My keggle drain is either incorrectly sized, or incorrectly designed; when I attempt to run off into the fermenter, it takes far too long.

I ended up dipping it out with a pot and pouring the wort into the bucket. I had a nice heap of hot break whirlpooled in the center, and it ended up going into the fermenter as I dipped.

I had a good cold break, going from 132F to 78F in a matter of 30 minutes or so, bucket in an ice bath. What will be the downside of all the hotbreak in the bucket?
 
What will be the downside of all the hotbreak in the bucket?

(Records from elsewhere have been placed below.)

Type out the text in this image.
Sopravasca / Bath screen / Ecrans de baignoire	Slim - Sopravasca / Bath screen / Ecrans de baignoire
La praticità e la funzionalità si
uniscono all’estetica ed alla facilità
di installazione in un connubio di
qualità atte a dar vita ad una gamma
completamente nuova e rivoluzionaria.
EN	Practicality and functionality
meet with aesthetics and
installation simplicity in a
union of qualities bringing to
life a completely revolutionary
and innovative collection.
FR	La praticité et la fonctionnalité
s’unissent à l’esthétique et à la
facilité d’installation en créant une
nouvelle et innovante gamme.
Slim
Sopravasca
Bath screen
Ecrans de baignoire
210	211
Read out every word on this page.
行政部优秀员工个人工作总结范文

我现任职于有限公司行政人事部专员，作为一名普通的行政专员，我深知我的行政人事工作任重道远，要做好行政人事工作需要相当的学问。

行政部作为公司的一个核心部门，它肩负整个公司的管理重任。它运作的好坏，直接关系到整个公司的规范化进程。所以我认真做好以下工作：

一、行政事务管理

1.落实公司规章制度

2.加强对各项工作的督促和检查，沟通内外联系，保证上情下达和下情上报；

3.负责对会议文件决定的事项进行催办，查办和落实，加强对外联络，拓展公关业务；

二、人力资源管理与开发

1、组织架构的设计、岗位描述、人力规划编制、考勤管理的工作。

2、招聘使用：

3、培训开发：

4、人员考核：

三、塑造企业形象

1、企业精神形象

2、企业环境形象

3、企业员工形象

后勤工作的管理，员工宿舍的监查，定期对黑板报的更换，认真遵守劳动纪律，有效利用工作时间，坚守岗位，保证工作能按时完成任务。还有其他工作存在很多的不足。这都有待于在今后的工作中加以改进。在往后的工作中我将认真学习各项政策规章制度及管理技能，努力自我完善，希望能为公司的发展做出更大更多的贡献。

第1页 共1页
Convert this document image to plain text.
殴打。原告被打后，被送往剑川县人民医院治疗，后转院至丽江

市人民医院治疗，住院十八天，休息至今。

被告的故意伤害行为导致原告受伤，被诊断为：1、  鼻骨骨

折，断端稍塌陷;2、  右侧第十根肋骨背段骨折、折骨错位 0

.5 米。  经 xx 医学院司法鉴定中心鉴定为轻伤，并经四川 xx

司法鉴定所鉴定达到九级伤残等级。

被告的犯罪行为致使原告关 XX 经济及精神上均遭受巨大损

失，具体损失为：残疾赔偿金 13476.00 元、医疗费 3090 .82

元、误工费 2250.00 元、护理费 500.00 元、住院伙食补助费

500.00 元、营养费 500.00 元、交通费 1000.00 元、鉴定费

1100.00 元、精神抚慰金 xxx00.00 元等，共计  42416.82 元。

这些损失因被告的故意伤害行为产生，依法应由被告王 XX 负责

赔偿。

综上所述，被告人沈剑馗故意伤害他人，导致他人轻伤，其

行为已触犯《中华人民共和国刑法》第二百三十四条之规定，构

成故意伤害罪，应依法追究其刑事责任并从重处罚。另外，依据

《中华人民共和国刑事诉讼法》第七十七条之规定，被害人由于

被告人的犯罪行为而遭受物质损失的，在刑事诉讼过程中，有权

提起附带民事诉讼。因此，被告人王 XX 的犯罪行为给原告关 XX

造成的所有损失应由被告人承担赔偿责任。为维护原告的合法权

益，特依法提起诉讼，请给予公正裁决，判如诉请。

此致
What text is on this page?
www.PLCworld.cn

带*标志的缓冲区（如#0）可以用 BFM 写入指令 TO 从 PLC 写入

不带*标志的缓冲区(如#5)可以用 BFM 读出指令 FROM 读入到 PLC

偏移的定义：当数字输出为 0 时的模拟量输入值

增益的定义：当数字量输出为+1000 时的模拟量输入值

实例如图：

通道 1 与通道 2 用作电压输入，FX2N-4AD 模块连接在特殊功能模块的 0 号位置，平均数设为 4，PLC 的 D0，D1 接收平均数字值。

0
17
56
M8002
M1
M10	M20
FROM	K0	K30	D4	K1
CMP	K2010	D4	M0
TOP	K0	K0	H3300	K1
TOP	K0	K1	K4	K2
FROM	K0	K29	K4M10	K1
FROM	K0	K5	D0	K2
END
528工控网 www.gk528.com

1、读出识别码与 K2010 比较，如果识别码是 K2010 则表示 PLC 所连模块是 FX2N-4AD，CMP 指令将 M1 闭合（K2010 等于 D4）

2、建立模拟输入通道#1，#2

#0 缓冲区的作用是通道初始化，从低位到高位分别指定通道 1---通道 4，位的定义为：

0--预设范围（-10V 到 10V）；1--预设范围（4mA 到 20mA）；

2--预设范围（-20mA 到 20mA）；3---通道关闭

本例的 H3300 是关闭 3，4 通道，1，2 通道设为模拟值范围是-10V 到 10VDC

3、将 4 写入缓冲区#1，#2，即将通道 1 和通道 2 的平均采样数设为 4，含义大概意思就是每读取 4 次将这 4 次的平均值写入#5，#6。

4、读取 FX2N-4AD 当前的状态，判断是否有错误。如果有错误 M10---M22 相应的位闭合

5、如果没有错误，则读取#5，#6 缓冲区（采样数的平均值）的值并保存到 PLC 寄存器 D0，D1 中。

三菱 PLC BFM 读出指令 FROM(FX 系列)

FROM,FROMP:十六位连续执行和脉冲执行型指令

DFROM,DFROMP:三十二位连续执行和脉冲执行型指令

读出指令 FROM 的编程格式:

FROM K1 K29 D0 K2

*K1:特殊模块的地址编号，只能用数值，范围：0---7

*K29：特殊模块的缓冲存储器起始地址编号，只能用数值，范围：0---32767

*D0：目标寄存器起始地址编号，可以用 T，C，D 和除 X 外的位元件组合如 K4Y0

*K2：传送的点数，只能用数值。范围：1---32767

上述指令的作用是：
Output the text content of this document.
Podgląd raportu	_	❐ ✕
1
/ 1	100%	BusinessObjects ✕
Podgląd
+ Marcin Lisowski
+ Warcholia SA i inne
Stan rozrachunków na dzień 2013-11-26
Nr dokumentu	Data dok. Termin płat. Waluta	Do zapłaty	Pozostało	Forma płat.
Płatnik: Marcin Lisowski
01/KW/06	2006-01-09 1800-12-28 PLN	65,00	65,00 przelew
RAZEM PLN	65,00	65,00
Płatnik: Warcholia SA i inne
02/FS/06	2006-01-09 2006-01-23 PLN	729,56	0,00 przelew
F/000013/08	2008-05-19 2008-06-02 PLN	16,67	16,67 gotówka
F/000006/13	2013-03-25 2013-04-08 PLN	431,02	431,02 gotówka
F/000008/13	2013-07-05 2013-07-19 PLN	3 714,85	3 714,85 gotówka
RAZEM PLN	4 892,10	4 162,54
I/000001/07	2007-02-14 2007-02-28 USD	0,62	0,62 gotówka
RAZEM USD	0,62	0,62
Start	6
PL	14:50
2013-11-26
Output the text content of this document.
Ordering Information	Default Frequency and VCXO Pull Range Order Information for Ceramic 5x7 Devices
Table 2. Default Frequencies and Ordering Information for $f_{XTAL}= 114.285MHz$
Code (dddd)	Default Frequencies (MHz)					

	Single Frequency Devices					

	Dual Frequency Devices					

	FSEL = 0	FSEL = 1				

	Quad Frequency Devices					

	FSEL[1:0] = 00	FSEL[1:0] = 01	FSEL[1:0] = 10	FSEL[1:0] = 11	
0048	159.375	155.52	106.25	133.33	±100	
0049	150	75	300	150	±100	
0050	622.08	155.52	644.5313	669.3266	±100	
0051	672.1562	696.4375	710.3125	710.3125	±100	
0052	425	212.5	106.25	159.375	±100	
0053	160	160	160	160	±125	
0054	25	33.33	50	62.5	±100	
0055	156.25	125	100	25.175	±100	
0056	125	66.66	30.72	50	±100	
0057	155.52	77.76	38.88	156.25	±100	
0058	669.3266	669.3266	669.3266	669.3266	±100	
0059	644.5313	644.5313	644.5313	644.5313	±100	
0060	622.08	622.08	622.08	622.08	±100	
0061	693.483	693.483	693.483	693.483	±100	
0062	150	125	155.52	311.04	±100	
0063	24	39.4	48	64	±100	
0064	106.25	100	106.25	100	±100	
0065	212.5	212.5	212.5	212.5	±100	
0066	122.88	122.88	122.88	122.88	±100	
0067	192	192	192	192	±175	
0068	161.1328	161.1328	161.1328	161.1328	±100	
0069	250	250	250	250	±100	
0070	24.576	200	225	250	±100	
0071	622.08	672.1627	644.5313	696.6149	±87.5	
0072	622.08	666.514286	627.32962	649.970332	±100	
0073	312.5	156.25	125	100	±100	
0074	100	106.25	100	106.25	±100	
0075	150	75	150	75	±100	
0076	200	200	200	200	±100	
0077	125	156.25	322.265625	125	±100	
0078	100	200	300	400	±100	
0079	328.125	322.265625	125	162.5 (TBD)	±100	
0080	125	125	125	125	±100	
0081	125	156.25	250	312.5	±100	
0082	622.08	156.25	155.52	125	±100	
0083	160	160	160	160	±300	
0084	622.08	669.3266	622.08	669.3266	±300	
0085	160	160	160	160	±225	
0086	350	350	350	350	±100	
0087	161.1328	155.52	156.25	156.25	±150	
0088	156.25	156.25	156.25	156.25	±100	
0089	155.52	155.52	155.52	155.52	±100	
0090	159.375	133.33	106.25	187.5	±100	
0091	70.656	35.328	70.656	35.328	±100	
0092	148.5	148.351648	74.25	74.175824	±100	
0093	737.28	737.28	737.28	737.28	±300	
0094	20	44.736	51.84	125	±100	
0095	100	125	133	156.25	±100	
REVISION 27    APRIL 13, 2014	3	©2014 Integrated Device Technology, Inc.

More trub in the bottom of your primary fermenter. I don't see this as a problem, but some people feel their beer taste better if they limit the amount of trub during transfer. I've tried it both ways and I can't tell a difference in taste.

Palmer says:

There will be a considerable amount of hot break, cold break and hops in the bottom of the boiling pot after cooling. It is a good idea to remove the hot break (or the break in general) from the wort before fermenting. The hot break consists of various proteins and fatty acids which can cause off-flavors, although a moderate amount of hot break can go unnoticed in most beers. The cold break is not considered to be much of a problem, in fact a small amount of cold break in the fermenter is good because it can provide the yeast with needed nutrients. The hops do not matter at all except that they take up room.

Try to prevent the majority of the hot and cold break from getting into the fermenter...If some hops and break make it into the fermenter, it is not a big deal.